Smaller community. At the time of writing, oMLX has a few hundred GitHub stars. Ollama has tens of thousands. Documentation, third-party guides, Stack Overflow answers, blog posts. Ollama wins by an order of magnitude. You will be reading source code more often than you would like.

Apple Silicon only. Ollama runs on Linux and Windows too. If you have an Intel Mac, a Linux box, or a Windows machine, oMLX is not your tool. This is by design. It is built on Apple's MLX framework, but it is also a real limit.

A Homebrew install path that can break on point releases. The libexpat ABI bug I hit on 26.0.1 is not oMLX's fault, but it is a real risk surface. The from-source path is bulletproof; the brew path is convenient when it works.

09The Honest Verdict

If you are on Apple Silicon, and your workflow fans out parallel LLM requests (agents, batched evaluation, multi-document summarization, ensembling), switch this afternoon. The OpenAI-compatible API means swapping it in is one base-URL line in your client config. The throughput difference is real and measurable.

If you are occasionally chatting with one model from one client, the difference will not matter much in wall-clock time. Stay with Ollama or LM Studio. The polish and the ecosystem are worth the modest performance gap at single-user scale.

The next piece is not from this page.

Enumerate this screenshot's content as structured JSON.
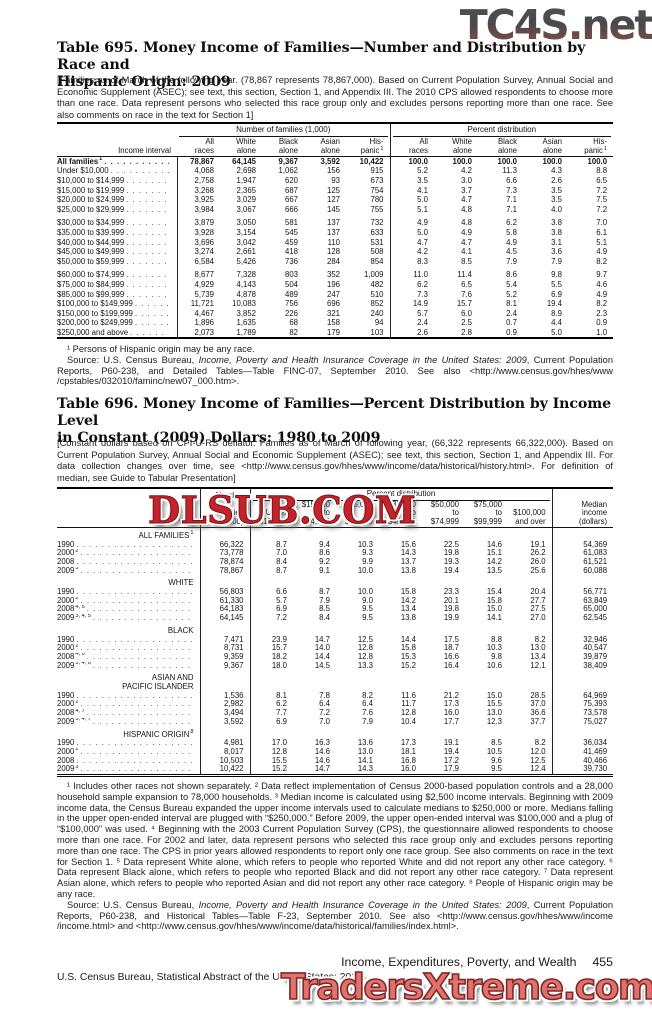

I am leaving oMLX running on the Mac Studio as the inference backend for my home agent stack. The mini stays on the from-source install until Apple ships 26.3 to it. And I now have a much clearer mental model of what a "production" LLM server looks like at home. And why "production" mostly means "does not fall over when you ask it two questions at the same time."

Two hours? It cost me a weekend. I would do it again tomorrow.


Benchmarks run May 10, 2026 on macOS 26.3 / M1 Max / 32 GB. Your mileage will vary. Source: github.com/jundot/omlx.